High elasticity of CsPbBr3 perovskite nanowires for flexible electronics

Due to the enhanced ambient structural stability and excellent optoelectronic properties, all-inorganic metal halide perovskite nanowires have become one of the most attractive candidates for flexible electronics, photovoltaics and optoelectronics. Their elastic property and mechanical robustness become the key factors for device applications under realistic service conditions with various mechanical loadings. Here, we demonstrate that high tensile elastic strain (similar to 4% to similar to 5.1%) can be achieved in vapor-liquid-solid-grown single-crystalline CsPbBr3 nanowires through in situ scanning electron microscope (SEM) buckling experiments. Such high flexural elasticity can be attributed to the structural defect-scarce, smooth surface, single-crystallinity and nanomechanical size effect of CsPbBr3 nanowires. The mechanical reliability of CsPbBr3 nanowire-based flexible photodetectors was examined by cyclic bending tests, with no noticeable performance deterioration observed after 5,000 cycles.
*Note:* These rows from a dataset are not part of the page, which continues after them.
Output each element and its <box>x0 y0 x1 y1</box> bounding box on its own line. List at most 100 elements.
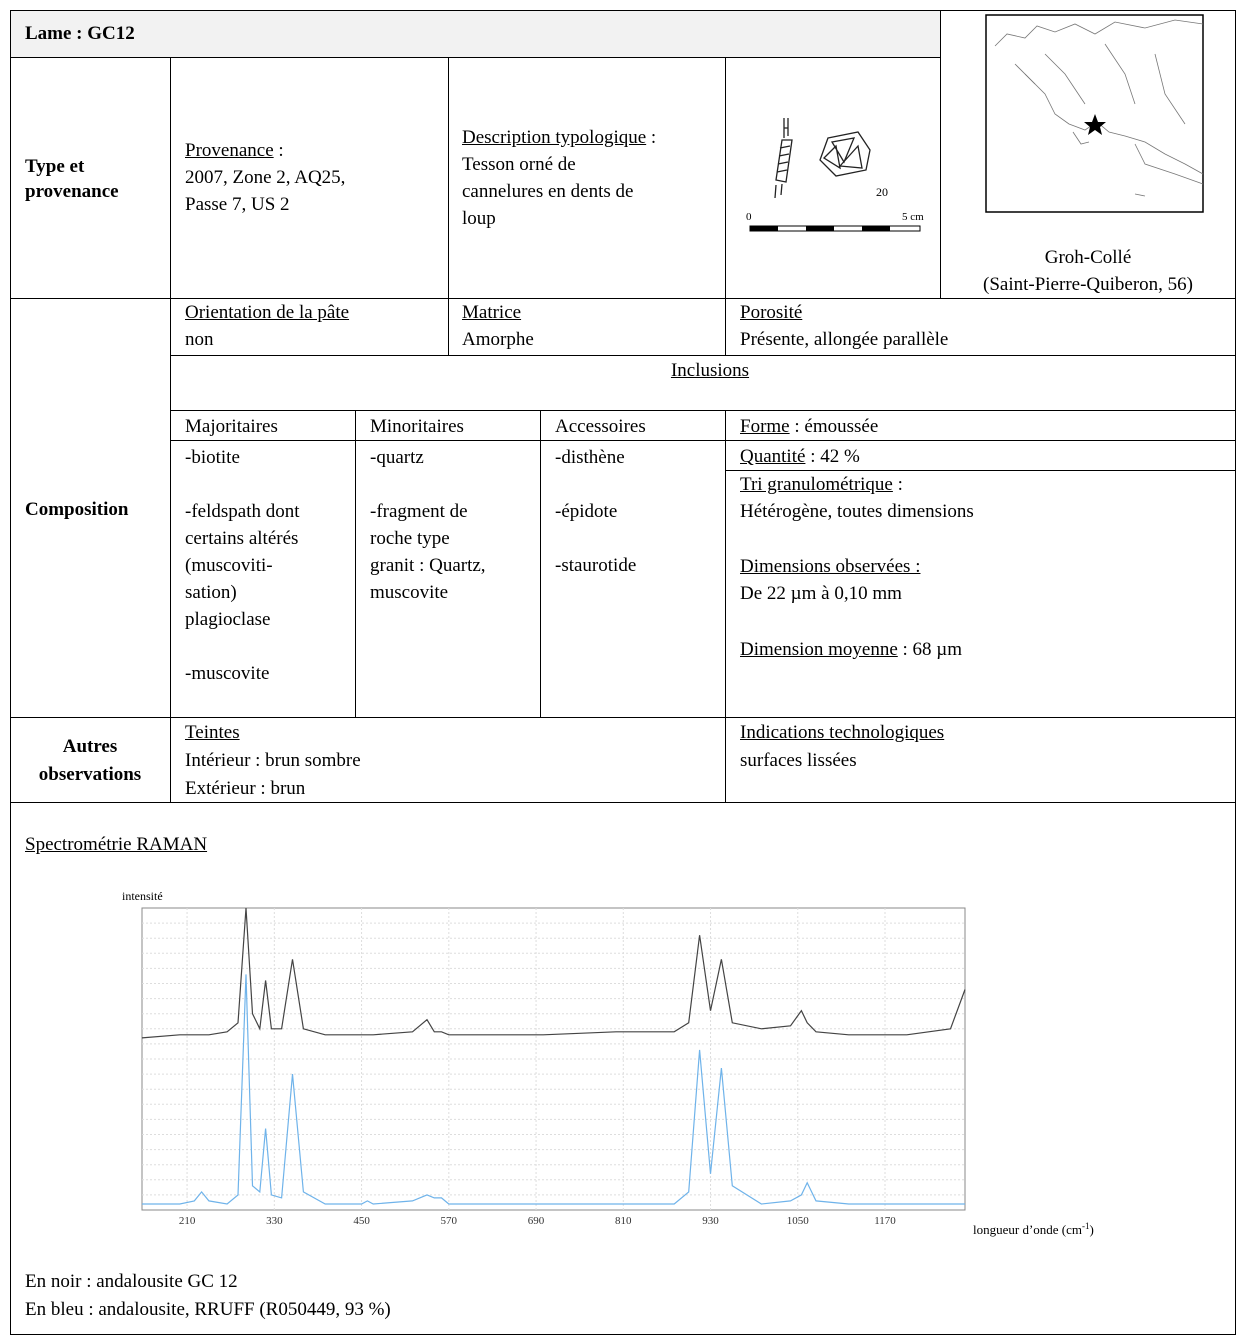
matrice: Matrice Amorphe <box>462 299 534 353</box>
rule <box>170 440 1236 441</box>
paragraph: -feldspath dont certains altérés (muscovit… <box>185 498 300 633</box>
rule <box>170 57 171 802</box>
chart: 210 330 450 570 690 810 930 1050 1170 intensité lo… <box>122 889 1094 1237</box>
text: De 22 µm à 0,10 mm <box>740 583 902 604</box>
column-heading: Accessoires <box>555 416 646 437</box>
spectrum-line <box>142 974 965 1205</box>
quantite: Quantité : 42 % <box>740 443 860 470</box>
paragraph: -quartz <box>370 444 486 471</box>
text-line: cannelures en dents de <box>462 181 634 202</box>
heading: Forme <box>740 416 790 437</box>
map <box>985 14 1204 213</box>
rule <box>170 355 1236 356</box>
moyenne: Dimension moyenne : 68 µm <box>740 636 962 663</box>
column-body: -quartz -fragment de roche type granit : Qu… <box>370 444 486 633</box>
text: surfaces lissées <box>740 750 857 771</box>
row-label: Autres observations <box>10 733 170 789</box>
heading: Matrice <box>462 302 522 323</box>
scale-start: 0 <box>746 211 752 223</box>
text-line: muscovite <box>370 582 449 603</box>
description: Description typologique : Tesson orné de c… <box>462 124 656 232</box>
text-line: -fragment de <box>370 501 468 522</box>
text: Présente, allongée parallèle <box>740 329 949 350</box>
rule <box>725 470 1236 471</box>
text-line: 2007, Zone 2, AQ25, <box>185 167 346 188</box>
title: Lame : GC12 <box>25 23 135 44</box>
teintes: Teintes Intérieur : brun sombre Extérieur … <box>185 719 361 803</box>
x-axis-label: longueur d’onde (cm-1) <box>973 1221 1094 1237</box>
text: non <box>185 329 214 350</box>
x-tick-label: 690 <box>528 1215 545 1227</box>
x-label-text: longueur d’onde (cm <box>973 1222 1082 1237</box>
x-label-sup: -1 <box>1082 1221 1090 1231</box>
text: Amorphe <box>462 329 534 350</box>
text: : 42 % <box>805 446 860 467</box>
rule <box>940 10 941 298</box>
column-body: -biotite -feldspath dont certains altérés (… <box>185 444 300 714</box>
text: : <box>892 474 903 495</box>
x-tick-label: 1050 <box>787 1215 810 1227</box>
label-line: Type et <box>25 156 85 177</box>
label-line: provenance <box>25 181 119 202</box>
heading: Description typologique <box>462 127 647 148</box>
rule <box>10 298 1236 299</box>
text-line: Tesson orné de <box>462 154 576 175</box>
text-line: -biotite <box>185 447 240 468</box>
text-line: -disthène <box>555 447 625 468</box>
rule <box>10 717 1236 718</box>
tri: Tri granulométrique : Hétérogène, toutes … <box>740 471 974 525</box>
rule <box>725 57 726 355</box>
text-line: granit : Quartz, <box>370 555 486 576</box>
spectrum-title: Spectrométrie RAMAN <box>25 834 208 855</box>
scale-bar <box>862 226 890 231</box>
forme: Forme : émoussée <box>740 413 878 440</box>
suffix: : <box>646 127 657 148</box>
rule <box>170 410 1236 411</box>
rule <box>448 57 449 355</box>
text-line: -épidote <box>555 501 618 522</box>
text-line: sation) <box>185 582 237 603</box>
row-label: Type et provenance <box>25 154 119 204</box>
rule <box>540 410 541 717</box>
legend-blue: En bleu : andalousite, RRUFF (R050449, 9… <box>25 1299 391 1320</box>
drawing-number: 20 <box>876 185 888 199</box>
suffix: : <box>273 140 284 161</box>
paragraph: -disthène <box>555 444 636 471</box>
text-line: roche type <box>370 528 450 549</box>
x-tick-label: 210 <box>179 1215 196 1227</box>
heading: Orientation de la pâte <box>185 302 350 323</box>
column-heading: Majoritaires <box>185 416 278 437</box>
y-axis-label: intensité <box>122 889 163 903</box>
label-line: observations <box>38 764 142 785</box>
text-line: -quartz <box>370 447 424 468</box>
heading: Porosité <box>740 302 803 323</box>
text-line: -muscovite <box>185 663 270 684</box>
rule <box>355 410 356 717</box>
row-label: Composition <box>25 499 129 520</box>
porosite: Porosité Présente, allongée parallèle <box>740 299 948 353</box>
heading: Provenance <box>185 140 274 161</box>
paragraph: -staurotide <box>555 552 636 579</box>
site: Groh-Collé (Saint-Pierre-Quiberon, 56) <box>940 244 1236 298</box>
rule <box>10 57 940 58</box>
lines: Tesson orné de cannelures en dents de loup <box>462 151 656 232</box>
text: : 68 µm <box>897 639 963 660</box>
label-line: Autres <box>62 736 118 757</box>
site-line: Groh-Collé <box>1044 247 1132 268</box>
paragraph: -muscovite <box>185 660 300 687</box>
sherd-drawing: 20 0 5 cm <box>746 118 924 232</box>
inclusions: Inclusions <box>670 360 750 381</box>
techno: Indications technologiques surfaces lissé… <box>740 719 944 775</box>
x-tick-label: 330 <box>266 1215 283 1227</box>
heading: Dimensions observées : <box>740 556 921 577</box>
x-tick-label: 1170 <box>874 1215 896 1227</box>
heading: Indications technologiques <box>740 722 945 743</box>
scale-bar <box>806 226 834 231</box>
paragraph: -fragment de roche type granit : Quartz, mu… <box>370 498 486 606</box>
x-label-suffix: ) <box>1090 1222 1094 1237</box>
plot-area <box>141 907 966 1211</box>
text-line: -feldspath dont <box>185 501 300 522</box>
rule <box>725 410 726 802</box>
orientation: Orientation de la pâte non <box>185 299 349 353</box>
The above results suggest great application potential for using all-inorganic perovskite nanowires in flexible electronics and energy harvesting systems.

Automated summary

All-inorganic metal halide perovskite nanowires have emerged as promising materials for flexible electronics and energy harvesting systems due to their enhanced ambient structural stability and excellent optoelectronic properties. The high tensile elastic strain and mechanical reliability of CsPbBr3 nanowires make them attractive for device applications under realistic service conditions.